The NIMASA boss said the new national fleet would be owned 49 per cent by a technical partner and the balance of 51 per cent by Nigerian investors.
According to the plan, the Nigerian investors would hold equity in lots, so there will be no domineering shareholder, adding that the planned national fleet would be private sector- led for sustainability and profitability.
The national fleet is part of the country’s new strategic direction on the blue economy, which is designed to tap its maritime potential. However, he invited local and foreign investors who are interested in the project to partner with the country.
The opportunity in crude freight and right of first refusal to lift cargo generated by all tiers of government are just some of the many opportunities in the sector. He said the country was also taking its maritime security seriously and has invested in the acquisition of security assets to boost the policing of its waters.

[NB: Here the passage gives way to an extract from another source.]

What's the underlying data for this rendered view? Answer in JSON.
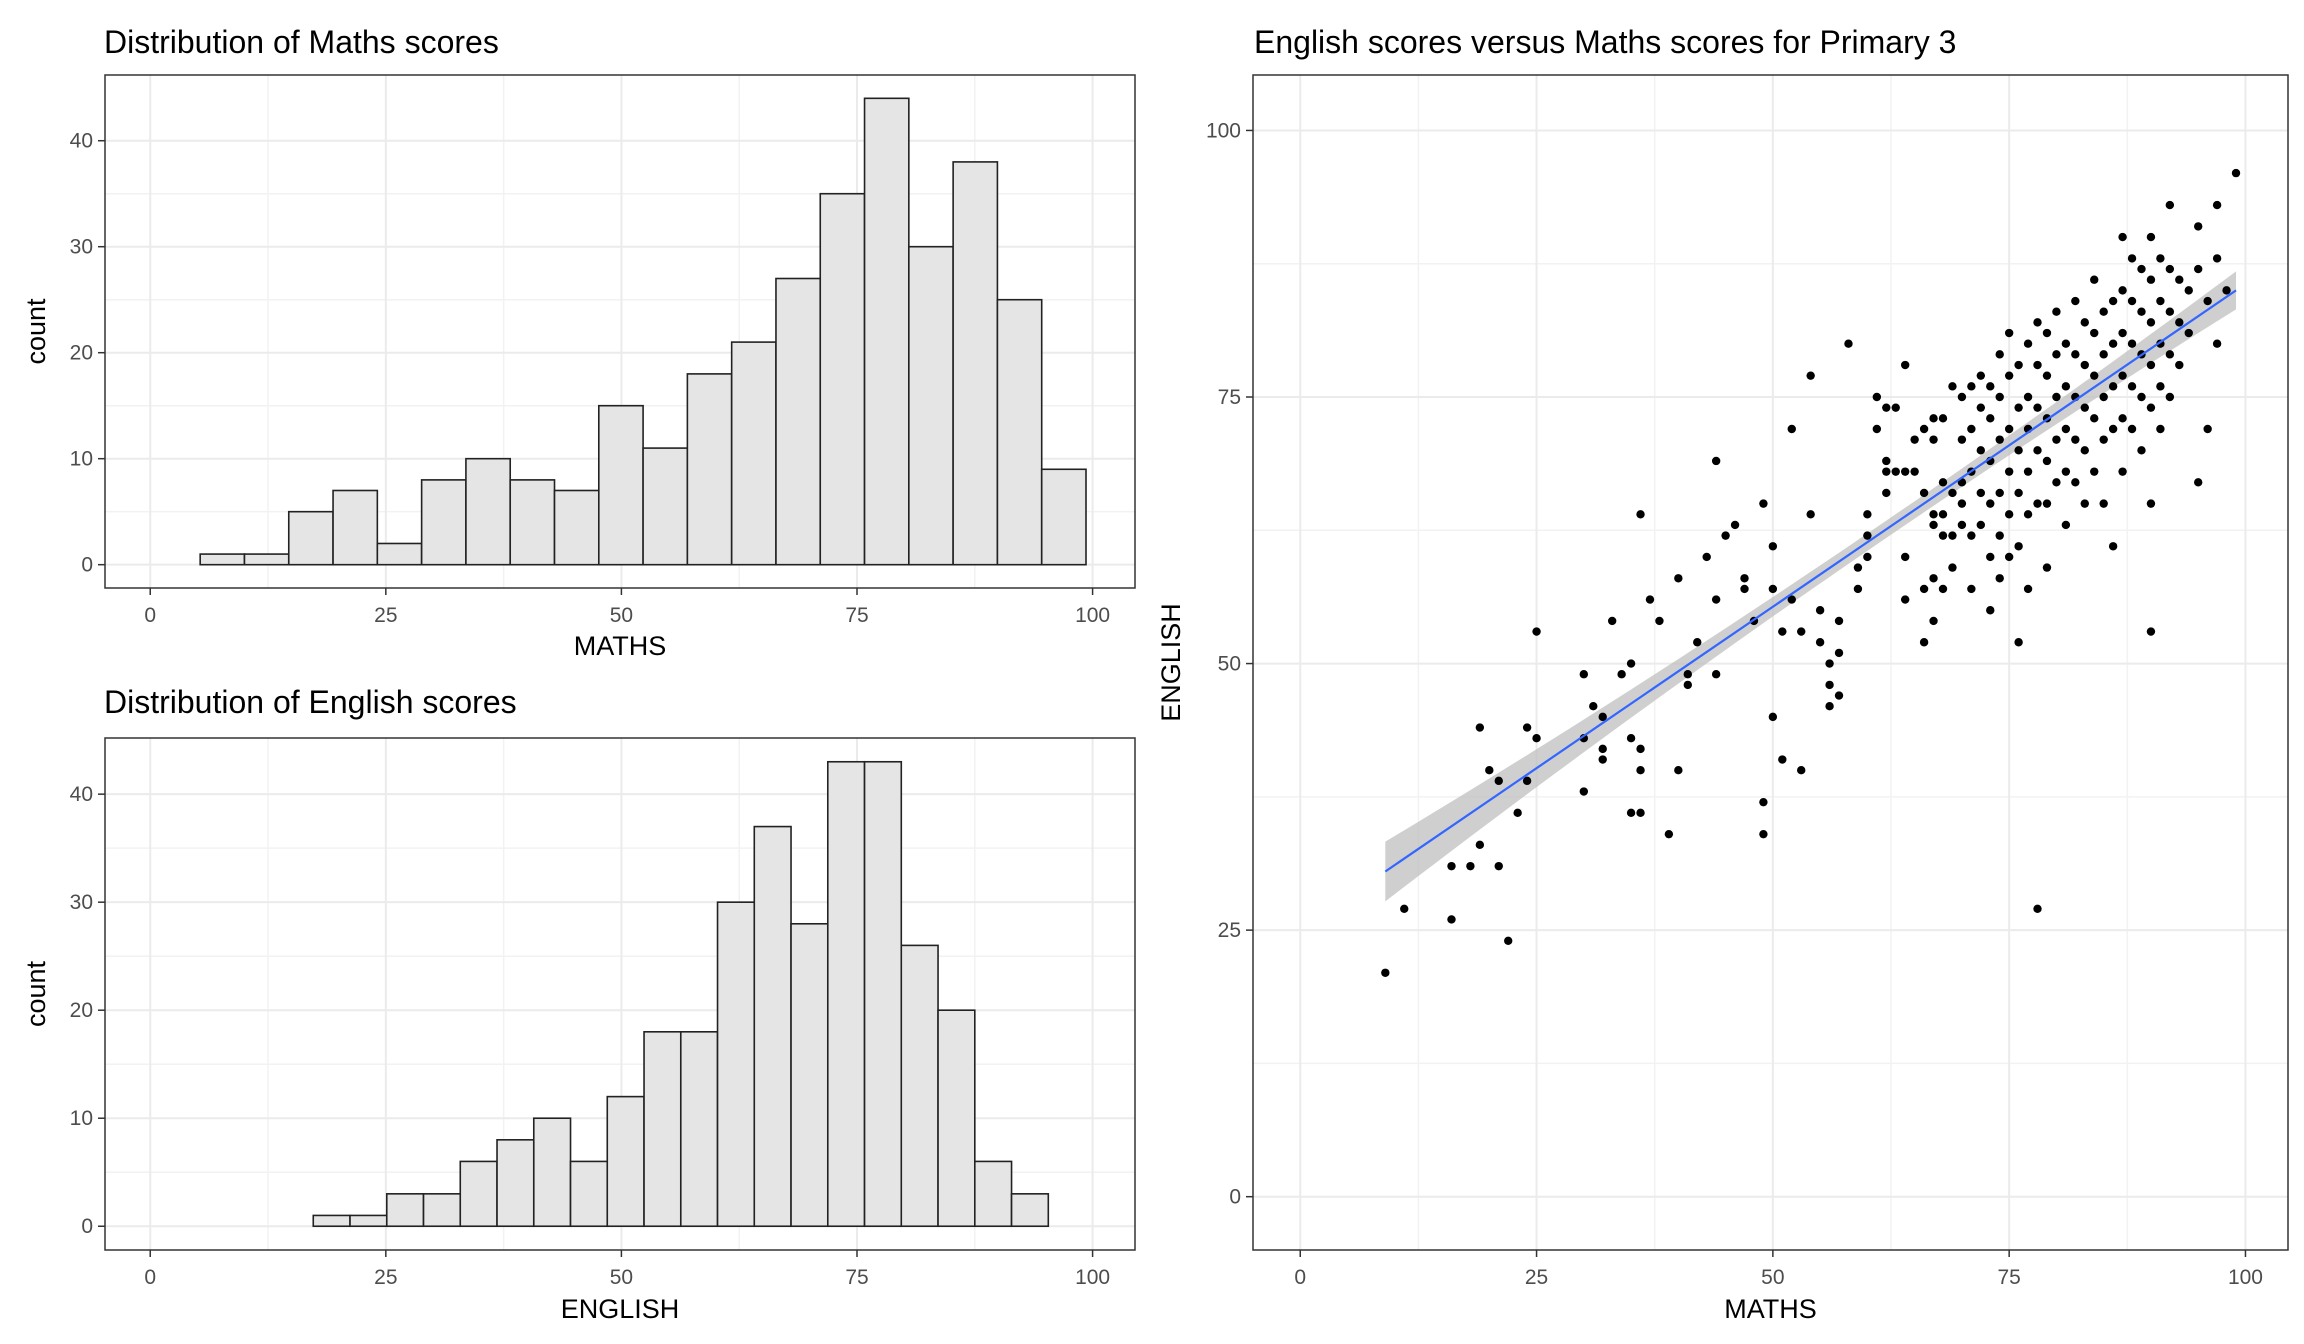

These assets include patrol boats, special mission aircraft, helicopters , unmanned air vessels and special mission ships. He noted that the assets, acquired under the ‘Deep Blue Project’, which he calls a homeland security solution, would be operational by September with a standing specially trained intervention strike force.
Peterside called on investors to tap into the rich potential of the maritime sector in Nigeria, saying the government has incentivised the sector with offers of tax holidays and institutional support.
“Nigeria”, he reminded his audience, “is an investment friendly environment with comprehensive maritime security, a robust financial sector and six port complexes and numerous terminals. The country accounts for 70 per cent of seaborne trade into west and central Africa and is endowed with a skilled workforce and the world’s ninth largest hydrocarbon deposits.
He said the country is also focusing on implementing reforms to enhance her ease of doing business.